My second last laptop with "tattoos". The photo was taken in the brand new Microsoft Singapore office which was launched in 2019. I used the laptop to access virtual machines on Azure for development.

Beyond the convention

There is a group of technologies that I am keen on seeing their success application in the near future. I have either self studied or practiced these technologies during my work at Microsoft but had limited chances to put them into a production.

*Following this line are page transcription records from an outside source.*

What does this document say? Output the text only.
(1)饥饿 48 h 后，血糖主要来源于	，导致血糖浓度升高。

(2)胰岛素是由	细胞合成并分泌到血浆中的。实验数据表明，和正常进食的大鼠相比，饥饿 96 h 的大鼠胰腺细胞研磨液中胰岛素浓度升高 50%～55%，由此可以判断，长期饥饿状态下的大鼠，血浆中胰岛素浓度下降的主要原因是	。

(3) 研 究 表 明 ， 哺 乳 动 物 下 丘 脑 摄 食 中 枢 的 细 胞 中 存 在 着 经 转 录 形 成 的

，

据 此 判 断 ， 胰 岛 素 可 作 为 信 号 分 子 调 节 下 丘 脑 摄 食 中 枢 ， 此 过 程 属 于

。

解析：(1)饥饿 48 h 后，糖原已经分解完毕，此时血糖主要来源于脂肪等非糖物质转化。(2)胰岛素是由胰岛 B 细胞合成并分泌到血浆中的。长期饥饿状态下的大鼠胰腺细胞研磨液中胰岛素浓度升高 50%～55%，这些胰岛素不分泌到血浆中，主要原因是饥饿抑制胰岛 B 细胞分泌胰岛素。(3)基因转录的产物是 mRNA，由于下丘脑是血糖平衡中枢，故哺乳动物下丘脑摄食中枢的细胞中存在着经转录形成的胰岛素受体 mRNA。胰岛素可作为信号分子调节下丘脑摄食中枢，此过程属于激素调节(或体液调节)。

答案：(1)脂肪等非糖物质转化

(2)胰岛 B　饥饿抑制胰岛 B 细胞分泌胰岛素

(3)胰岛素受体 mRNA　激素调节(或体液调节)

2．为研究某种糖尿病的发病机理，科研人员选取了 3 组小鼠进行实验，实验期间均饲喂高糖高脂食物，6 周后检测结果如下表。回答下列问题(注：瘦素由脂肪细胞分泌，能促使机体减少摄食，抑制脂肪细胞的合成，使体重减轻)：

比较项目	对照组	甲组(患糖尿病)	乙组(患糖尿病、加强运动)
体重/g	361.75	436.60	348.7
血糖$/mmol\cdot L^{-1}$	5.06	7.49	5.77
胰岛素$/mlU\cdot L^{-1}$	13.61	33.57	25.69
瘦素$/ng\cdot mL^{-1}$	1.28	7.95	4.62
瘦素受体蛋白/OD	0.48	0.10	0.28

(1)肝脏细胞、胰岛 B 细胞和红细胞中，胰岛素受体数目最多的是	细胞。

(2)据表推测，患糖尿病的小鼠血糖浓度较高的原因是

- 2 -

  • Reinforcement learning. In many application scenarios like online personalization, algorithmic trading, gaming, etc., reinforcement learning exhibits the power to overcome the challenges that traditional machine learning techniques cannot tackle with. I used to lead a project that used the OpenAI Gym framework for reinforcement learing-based recommender system, where I found its superior efficiency and efficacy in the context of huge data dynanmics. Compared to the conventional approach, the reinforcement learning-based method has less restricted assumption on the static data samples for model training - it directly gets input from front-end queries and dynamically produces outputs based on a “rewarding” mechanism. The modeling philosophy of a reinforcment learning framework is more close to the reality where responses are in time, so it is useful for many different types of problems where fast and accurate responses are required. There are already great attempts to apply reinforcement learning technologies into real-world systems (e.g., Azure Personalizer, Bonsai, automous data center cooling, etc.). It will surely enjoy an even larger scale of applications in the near future when the computating efficiency is further improved.
  • Generative artificial intelligence. Synthetic data techniques become more and more useful, given that raw data for building machine learning systems are always difficult to acquire or cleanse (this is usually due to regulation, compliance, accessity to data, etc.). Generative AI resolves the shortage problem of data, especially the labelled data, such that even if without collecting large volume of data a model can still be reliably built. It is predicted that by 2030 most data used in AI will be artificially generated. Often a data synthetic tool requires deep domain knowledge and rigorous mathematical techniques. In addition, it needs iterations of validation against the ground truth data to make sure that the data quality from the synthetic tools is good enough.
  • Ethical machine learning. Ethics remain a problem for applicable machine learning and AI models. Debiasing the prediction or classification results sometimes can be a severe moral affair. As a consequence, it is important for not just the developers including data scientists, algorithm engineers, researchers, etc., but also the ordinary people to understand how a model is created by certain algorithmic derivation and how certain forms of data are used for such creation. China has recently started a new regulation that controls the abuse of AI algorithms for end users. The aim of such regulation is that users should be given the options to understand if they are surfaced with algorithms that push advertisements, content, etc. Earlier, American companies like Facebook (now Meta) experienced the scandal that the user data were used for political advertising. There is no reason for blaming the technologies for the negative societal impact. Technolgies should be responsibly used and well regulated.

Close

I find it hard to put all my thoughts about the past and the future into a blog post. Working in so great a company as Microsoft is definitely one of the most memorable periods of my life time (let me speak on behalf of the old me :)). This post will end here with an analogy of my career thus far - it is like an “exploitation and exploration” process that is often seen in an agent-based intelligent system:

  • acquisition of new knowledge continues the journey,
  • decision optimization is made with the old knowledge,
  • and, exploration and exploitation is balanced for maximizing the overall gain.

Last but not the least, I would like to thank all the amazing people that I have met or worked with during the 5 years at Microsoft. I truly appreciate the learning from them.